Schlizio war aber nicht nur in Berlin als ausgewiesener und geschätzter Fachmann gefragt. Auch wurde er gerne in diverse Arbeitsgemeinschaften rund um den Spitzensport geholt. Doch die Entwicklung um den nationalen Spitzensport sieht er kritisch und skeptisch. „Es sind hier ständig neue Versuchsballons gestartet worden. Aber man muss sich doch mal für ein Ziel und einen Weg dorthin entscheiden. Und dann die Leute arbeiten lassen, die dafür Verantwortung tragen, ohne sie ständig mit dem Hinweis auf die nächsten Olympischen Spiele und zu erwartende Medaillen unter Druck zu setzen.“ So würden gute Leute wie etwa der ehemalige Vorstand Leistungssport Dirk Schimmelpfennig rausgekegelt. „Auch sein Nachfolger Olaf Tabor, der fleißig ist und sich da reinarbeitet, den soll man doch mal machen lassen. Und Zeit geben.“

Und nicht alle paar Monate wieder neue/alte Ideen wie Sportfördergesetz, Sportstaatsminister im Kanzleramt, Leistungssport AG zum Stein der Weisen zu erklären.

Vertrauen und Kontinuität

Es geht, so sagt der scheidende Abteilungsleiter, um Vertrauen und Kontinuität. „Ich bin wirklich dankbar, dass mir von allen Seiten bei meiner Arbeit Vertrauen entgegengebracht wurde. Ohne das geht es nicht. Und das Vertrauen hatte dann Kontinuität zur Folge. Natürlich gibt es auch im besten Verhältnis mal Ärger, aber gute Arbeit und Erfolge entstehen eben aus Vertrauen, Teamarbeit und konstruktiven Diskussionen.“ Schlizio kann mit dem Gefühl gehen, dass er seinem Nachfolger ein gut bereitetes Leistungssportfeld übergibt.

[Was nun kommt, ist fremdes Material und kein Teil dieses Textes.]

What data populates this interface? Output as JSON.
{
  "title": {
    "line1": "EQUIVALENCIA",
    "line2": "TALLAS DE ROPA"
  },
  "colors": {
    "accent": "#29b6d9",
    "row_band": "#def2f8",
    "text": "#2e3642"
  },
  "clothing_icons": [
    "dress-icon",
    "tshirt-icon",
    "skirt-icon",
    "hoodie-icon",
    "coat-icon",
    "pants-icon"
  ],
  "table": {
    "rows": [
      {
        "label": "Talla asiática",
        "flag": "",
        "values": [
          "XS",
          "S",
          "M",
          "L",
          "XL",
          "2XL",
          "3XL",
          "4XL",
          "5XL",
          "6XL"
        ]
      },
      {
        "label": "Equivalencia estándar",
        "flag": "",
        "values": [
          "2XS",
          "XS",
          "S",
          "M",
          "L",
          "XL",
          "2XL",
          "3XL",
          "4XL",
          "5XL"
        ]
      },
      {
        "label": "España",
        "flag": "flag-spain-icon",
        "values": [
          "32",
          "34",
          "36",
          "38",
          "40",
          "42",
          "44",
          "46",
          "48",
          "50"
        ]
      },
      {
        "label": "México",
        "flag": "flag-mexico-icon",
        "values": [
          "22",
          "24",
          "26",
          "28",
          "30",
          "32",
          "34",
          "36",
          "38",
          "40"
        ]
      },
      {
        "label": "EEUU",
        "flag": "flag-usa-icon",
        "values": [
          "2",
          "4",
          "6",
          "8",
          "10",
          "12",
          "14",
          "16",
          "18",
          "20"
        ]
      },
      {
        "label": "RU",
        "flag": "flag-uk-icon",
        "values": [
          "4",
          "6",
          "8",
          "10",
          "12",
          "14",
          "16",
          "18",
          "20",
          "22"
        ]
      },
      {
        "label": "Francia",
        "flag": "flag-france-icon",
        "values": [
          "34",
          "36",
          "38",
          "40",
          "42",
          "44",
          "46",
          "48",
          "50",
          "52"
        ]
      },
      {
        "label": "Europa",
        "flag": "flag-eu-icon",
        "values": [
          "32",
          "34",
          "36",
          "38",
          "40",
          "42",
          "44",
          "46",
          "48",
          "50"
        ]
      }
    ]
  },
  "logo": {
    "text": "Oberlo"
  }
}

Spannend sei nun der Abschied und der Start in einen neuen Lebensabschnitt. Und was kommt nach dem LSB, „der mein Leben war“, wie der Rentner in spe melancholisch anmerkt? Man soll niemals nie sagen, meint er. Aber auf keinen Fall will Schlizio irgendein Funktionärsamt in einem Verband übernehmen. Dann lieber im Verein als Übungsleiter arbeiten. Oder so was.

Ganz weg vom LSB ist er nach dem 28. Februar nicht: Er gehört dem Vorstand der Manfred und Reinhard von Richthofen-Stiftung an. Und seiner großen Passion Sport bleibt er so oder so lebenslang verbunden.